Editor’s Note: This is another in a series presented by the JG-TC staff called Food for Thought. Each month, area residents will share information and recipes from a different international cuisine. The series will be presented with the help of Kathy Rhodes and her students in the School of Family and Consumer Sciences at Eastern Illinois University.
While America may have just finished up the leftovers of Thanksgiving dinner, those in Canada celebrated their “harvest holiday” on the second Monday in October.
“By the end of November, we would be locked in snow, and the harvest would be long forgotten in Canada,” said Peter Andrews, Eastern Illinois University math and computer science chairman, and a native of Toronto.
Canadian cuisine is a mixture of many cultures, and its culture is also influenced by American culture, said Andrews.
Favorite foods in Canada are influenced by family heritage and holiday celebrations, too, according to www.foodbycountry.com.
Andrews said some other holidays that food may be a part of in Canada include: Canada Day, July 1; August Banking Day and Jean Baptiste, the patron saint of Quebec celebration.
Canada’s three main cities each bring about a different flavor.
“Toronto is a very diverse city with influences of German, Italian, Greek, Indian and Pakistanian. Montreal has a strong French influence and a large Haitian population. Vancouver ethnicity includes Korean, Asian and Vietnamese,” Andrews said.
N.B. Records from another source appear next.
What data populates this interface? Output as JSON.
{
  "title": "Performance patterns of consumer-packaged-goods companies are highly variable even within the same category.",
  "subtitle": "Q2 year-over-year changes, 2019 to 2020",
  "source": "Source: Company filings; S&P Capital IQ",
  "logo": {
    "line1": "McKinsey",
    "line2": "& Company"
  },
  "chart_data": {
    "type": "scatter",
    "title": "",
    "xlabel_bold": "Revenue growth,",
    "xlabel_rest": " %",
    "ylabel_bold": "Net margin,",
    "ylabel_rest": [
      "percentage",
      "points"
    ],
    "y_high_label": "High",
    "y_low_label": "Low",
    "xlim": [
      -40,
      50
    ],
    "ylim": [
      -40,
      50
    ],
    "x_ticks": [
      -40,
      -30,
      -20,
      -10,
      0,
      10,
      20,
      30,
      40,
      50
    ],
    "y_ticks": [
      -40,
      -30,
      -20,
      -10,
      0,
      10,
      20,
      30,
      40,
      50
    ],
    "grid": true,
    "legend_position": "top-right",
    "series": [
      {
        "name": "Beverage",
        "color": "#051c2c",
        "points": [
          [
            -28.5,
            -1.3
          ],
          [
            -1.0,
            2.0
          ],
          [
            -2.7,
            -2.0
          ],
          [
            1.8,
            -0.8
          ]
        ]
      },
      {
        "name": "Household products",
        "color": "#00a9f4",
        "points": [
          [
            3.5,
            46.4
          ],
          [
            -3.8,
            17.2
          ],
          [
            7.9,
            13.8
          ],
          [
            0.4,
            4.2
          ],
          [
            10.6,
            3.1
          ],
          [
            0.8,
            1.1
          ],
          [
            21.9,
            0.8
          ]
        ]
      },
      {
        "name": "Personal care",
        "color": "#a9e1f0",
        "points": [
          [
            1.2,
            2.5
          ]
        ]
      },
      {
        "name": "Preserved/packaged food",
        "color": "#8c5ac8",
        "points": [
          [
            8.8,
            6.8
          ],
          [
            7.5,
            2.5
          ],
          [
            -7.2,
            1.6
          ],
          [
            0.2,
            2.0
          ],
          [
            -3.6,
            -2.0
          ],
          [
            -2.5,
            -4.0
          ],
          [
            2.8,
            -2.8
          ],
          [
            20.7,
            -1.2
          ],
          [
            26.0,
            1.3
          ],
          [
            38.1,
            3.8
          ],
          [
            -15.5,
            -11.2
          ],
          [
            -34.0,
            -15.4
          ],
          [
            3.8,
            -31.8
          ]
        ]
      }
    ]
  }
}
The one thing Canada is missing that is different from American cuisine is the Mexican or Hispanic influence, he said.
“But, the unifying theme in Eastern Canada is maple. Quebec is the No. 1 maple syrup producer in the world,” said Andrews.
While Andrews enjoys cooking today, he said it was after meeting his wife, Holly, in Maryland, where he attended graduate school, that cooking became a part of his life.
Married for 38 years, they have two grown children, Chris and Jessica.
“We started cooking together to enjoy food ourselves and to entertain. Then we had children and we cooked for them,” he said.
He said food in Canada is tied to the land in the area it is located. The areas along the coasts offer plenty of seafood, especially salmon; there is plenty of beef and other meat to select from, and with to hold summer barbecues; and because of the colder temperatures in Canada, the choices of root vegetables such as fresh turnips, potatoes, and carrots are plenty.
Winter-time meals often include some rich soups and vegetable stews. Using maple syrup in recipes is quite common. Sweet desserts are adored by many Canadians.
“Where I grew up (Toronto), winter hits in early December. Sometimes you wouldn’t see the ground again until mid-March,” he said.
But, Canada is not without wheat and dairy.
“It is an agriculture country. The Canadian prairies are one of the “bread baskets” of the world. Wheat grows very well there. But, things like tender fruits — peaches and tangerines — are hard to come by,” he said.
Each year, in a very limited area, you’ll find a farmer’s market.
In Quebec, favorite dishes come from the French heritage.
“Throughout Canada, maple syrup and maple products are popular, reflecting the significance of the maple tree, who lead adorns the flag of Canada,” according to www.foodbycountry.com.
A favorite main French-Canadian dish would be tourtiere, which could be basically a pork and potato pie, Andrews said.
This might be served to a family at a special dinner occasion, too.
Canadians also appreciate butter tarts, which is similar to a pecan pie, but typically made with maple syrup or maple sugar, according to Canadian Cuisine Trip Advisor website.
“Traditions in Canada depend on where you live, but there are some regional and some old traditions. All of the cuisine has been modernized and some are now made with less fat,” Andrews said.
Some things to eat in Canada are purely Canadian.
“An iconic dessert in Canada is the Nanaimo bars. Named after a city on Vancouver Island, it is a small, sweet square,” he said.
It is described as a three-layered, rich and sweet, chocolatey confection. It became popular in cookbooks after 1950.